From today’s release of the Fiscal Monitor, updating federal finances to August, or five months into the fiscal year:

There was a budgetary deficit of $1.7 billion in August 2008, compared to a deficit of $0.1 billion in August 2007. …For the first five months of the 2008–09 fiscal year, the budgetary surplus is estimated at $1.2 billion, down $5.5 billion from the $6.6-billion surplus reported in the same period of 2007–08.

You heard it here first, back in January, with Flaherty’s dismissive response. With seven months to go in the fiscal year, I’m betting that razor thin surplus will become a deficit, as predicted, at least under status quo conditions. The coming November Economic and Fiscal Update will be an important marker of how the government plans to handle fiscal policy as the economy heads south.

Update (Oct. 29): Buried in this Globe story is the line:

Finance Minister Jim Flaherty says Ottawa is on track for a balanced budget this year, but isn’t ruling out future deficits.

No actual quote attributed to Flaherty, but if true, a major flip-flop for the good – a story in itself. This one about a coming First Ministers meeting on Nov 10, and pressure from the provinces for the feds not to cut their transfer payments.

Most of what the federal government does is transfer money around. If transfers to the provinces are not cut, and Flaherty needed to cut spending overall to balance the budget, it would have to look at payments to individuals – that is, seniors’ benefits, children’s benefits and unemployment insurance, and what minority government would want to dump on seniors, kids and the unemployed in the midst of a recession?

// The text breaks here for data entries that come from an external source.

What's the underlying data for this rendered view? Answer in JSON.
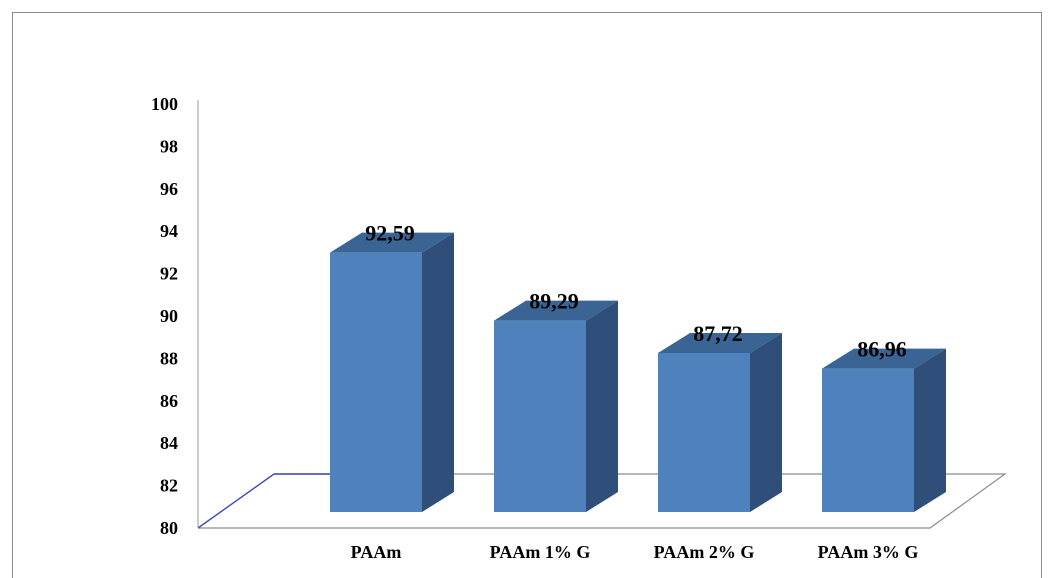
{
  "chart_data": {
    "type": "bar",
    "title": "",
    "xlabel": "",
    "ylabel": "",
    "categories": [
      "PAAm",
      "PAAm 1% G",
      "PAAm 2% G",
      "PAAm 3% G"
    ],
    "values": [
      92.59,
      89.29,
      87.72,
      86.96
    ],
    "data_labels": [
      "92,59",
      "89,29",
      "87,72",
      "86,96"
    ],
    "ylim": [
      80,
      100
    ],
    "yticks": [
      80,
      82,
      84,
      86,
      88,
      90,
      92,
      94,
      96,
      98,
      100
    ],
    "ytick_labels": [
      "80",
      "82",
      "84",
      "86",
      "88",
      "90",
      "92",
      "94",
      "96",
      "98",
      "100"
    ],
    "grid": false,
    "legend": "none",
    "style": "3d-bar",
    "colors": {
      "bar_front": "#4f81bd",
      "bar_side": "#2f4f7a",
      "bar_top": "#3a6494",
      "axis": "#3b4bbd",
      "floor": "#8c8c8c"
    }
  }
}
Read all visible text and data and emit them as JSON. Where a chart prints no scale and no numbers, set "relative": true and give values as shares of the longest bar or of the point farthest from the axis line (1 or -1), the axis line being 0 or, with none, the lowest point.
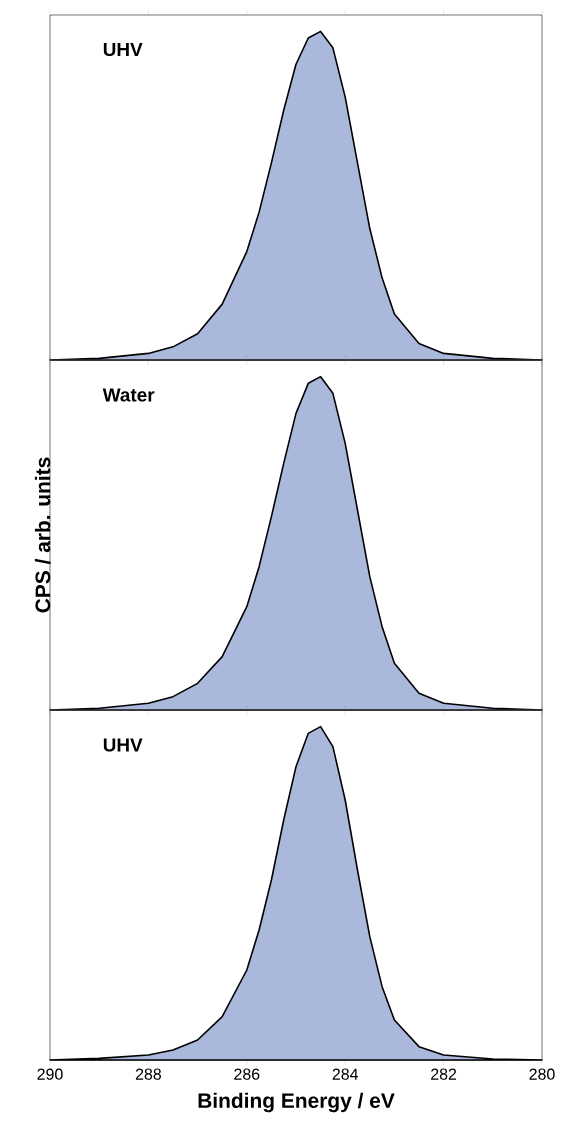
{
  "chart_data": [
    {
      "type": "area",
      "relative": true,
      "annotations": [
        "UHV"
      ],
      "xlim": [
        290,
        280
      ],
      "xticks": [
        290,
        288,
        286,
        284,
        282,
        280
      ],
      "tick_labels": false,
      "x": [
        290,
        289,
        288,
        287.5,
        287,
        286.5,
        286,
        285.75,
        285.5,
        285.25,
        285,
        284.75,
        284.5,
        284.25,
        284,
        283.75,
        283.5,
        283.25,
        283,
        282.5,
        282,
        281,
        280
      ],
      "series": [
        {
          "color": "#aab8dc",
          "values": [
            0,
            0.005,
            0.02,
            0.04,
            0.08,
            0.17,
            0.33,
            0.45,
            0.6,
            0.76,
            0.9,
            0.98,
            1.0,
            0.95,
            0.8,
            0.6,
            0.4,
            0.25,
            0.14,
            0.05,
            0.02,
            0.005,
            0
          ]
        }
      ]
    },
    {
      "type": "area",
      "relative": true,
      "ylabel": "CPS / arb. units",
      "annotations": [
        "Water"
      ],
      "xlim": [
        290,
        280
      ],
      "xticks": [
        290,
        288,
        286,
        284,
        282,
        280
      ],
      "tick_labels": false,
      "x": [
        290,
        289,
        288,
        287.5,
        287,
        286.5,
        286,
        285.75,
        285.5,
        285.25,
        285,
        284.75,
        284.5,
        284.25,
        284,
        283.75,
        283.5,
        283.25,
        283,
        282.5,
        282,
        281,
        280
      ],
      "series": [
        {
          "color": "#aab8dc",
          "values": [
            0,
            0.005,
            0.02,
            0.04,
            0.08,
            0.16,
            0.31,
            0.43,
            0.58,
            0.74,
            0.89,
            0.98,
            1.0,
            0.95,
            0.8,
            0.6,
            0.4,
            0.25,
            0.14,
            0.05,
            0.02,
            0.005,
            0
          ]
        }
      ]
    },
    {
      "type": "area",
      "relative": true,
      "xlabel": "Binding Energy / eV",
      "annotations": [
        "UHV"
      ],
      "xlim": [
        290,
        280
      ],
      "xticks": [
        290,
        288,
        286,
        284,
        282,
        280
      ],
      "tick_labels": "x",
      "x": [
        290,
        289,
        288,
        287.5,
        287,
        286.5,
        286,
        285.75,
        285.5,
        285.25,
        285,
        284.75,
        284.5,
        284.25,
        284,
        283.75,
        283.5,
        283.25,
        283,
        282.5,
        282,
        281,
        280
      ],
      "series": [
        {
          "color": "#aab8dc",
          "values": [
            0,
            0.005,
            0.015,
            0.03,
            0.06,
            0.13,
            0.27,
            0.39,
            0.54,
            0.72,
            0.88,
            0.98,
            1.0,
            0.94,
            0.78,
            0.57,
            0.37,
            0.22,
            0.12,
            0.04,
            0.015,
            0.003,
            0
          ]
        }
      ]
    }
  ]
}
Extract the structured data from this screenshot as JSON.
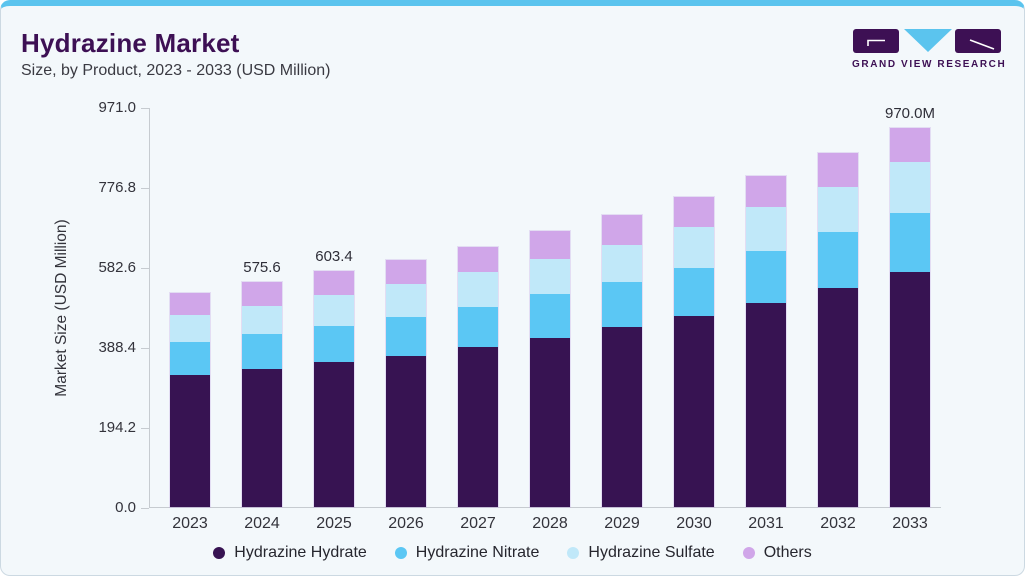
{
  "header": {
    "title": "Hydrazine Market",
    "subtitle": "Size, by Product, 2023 - 2033 (USD Million)"
  },
  "brand": {
    "name": "GRAND VIEW RESEARCH",
    "mark_colors": {
      "blocks": "#3d1054",
      "triangle": "#5bc4ee",
      "strokes": "#ffffff"
    }
  },
  "chart_data": {
    "type": "bar",
    "stacked": true,
    "title": "Hydrazine Market Size, by Product, 2023 - 2033 (USD Million)",
    "xlabel": "",
    "ylabel": "Market Size (USD Million)",
    "ylim": [
      0,
      971
    ],
    "yticks": [
      "971.0",
      "776.8",
      "582.6",
      "388.4",
      "194.2",
      "0.0"
    ],
    "grid": false,
    "legend_position": "bottom",
    "categories": [
      "2023",
      "2024",
      "2025",
      "2026",
      "2027",
      "2028",
      "2029",
      "2030",
      "2031",
      "2032",
      "2033"
    ],
    "series": [
      {
        "name": "Hydrazine Hydrate",
        "color": "#371352",
        "values": [
          337.6,
          353.0,
          371.7,
          387.1,
          408.4,
          432.5,
          459.7,
          489.7,
          521.2,
          559.7,
          600.7
        ]
      },
      {
        "name": "Hydrazine Nitrate",
        "color": "#5bc7f4",
        "values": [
          83.6,
          89.8,
          92.3,
          100.0,
          102.6,
          111.8,
          115.4,
          122.4,
          132.6,
          142.9,
          151.3
        ]
      },
      {
        "name": "Hydrazine Sulfate",
        "color": "#c0e8f9",
        "values": [
          71.1,
          72.6,
          79.5,
          82.1,
          89.8,
          90.8,
          95.9,
          104.1,
          112.9,
          117.2,
          130.8
        ]
      },
      {
        "name": "Others",
        "color": "#d0a6e9",
        "values": [
          54.6,
          60.2,
          59.9,
          63.4,
          65.2,
          70.8,
          75.2,
          77.0,
          80.3,
          84.6,
          87.2
        ]
      }
    ],
    "totals": [
      546.9,
      575.6,
      603.4,
      632.6,
      666.0,
      705.9,
      746.2,
      793.2,
      847.0,
      904.4,
      970.0
    ],
    "bar_labels": {
      "2024": "575.6",
      "2025": "603.4",
      "2033": "970.0M"
    }
  }
}
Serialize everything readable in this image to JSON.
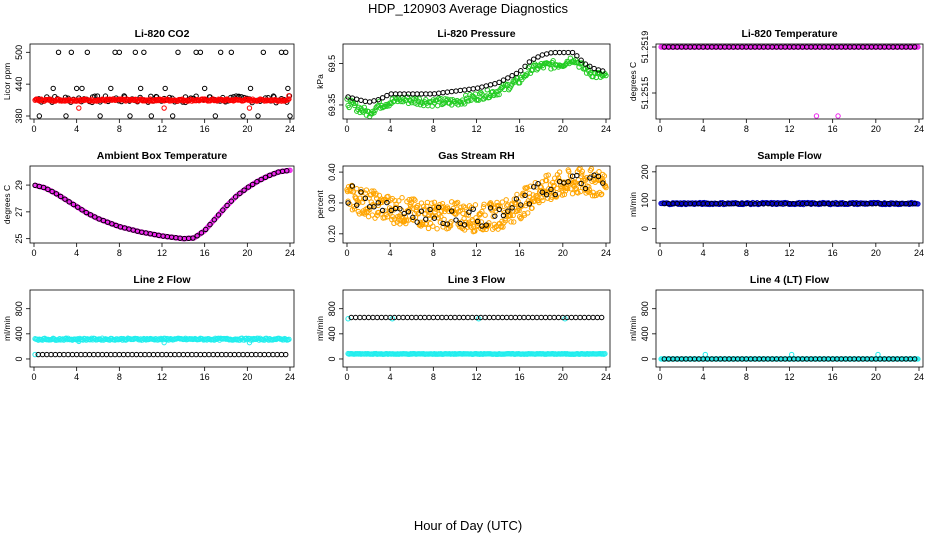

Updated update (Oct. 29): Another Globe update on Flaherty’s speech today:

Finance minister Jim Flaherty said today that it would be “misguided” to try to balance the books under any circumstances.

“We will do what we can, despite the challenging economic circumstances, to keep the budget balanced. What we will never do is to engineer a surplus at any price,” Mr. Flaherty said.

“Ottawa will tighten its belt, he added. “Departments will have what they need to finance essential programs but no more.”

Equalization programs with the provinces will have to grow more slowly, he said.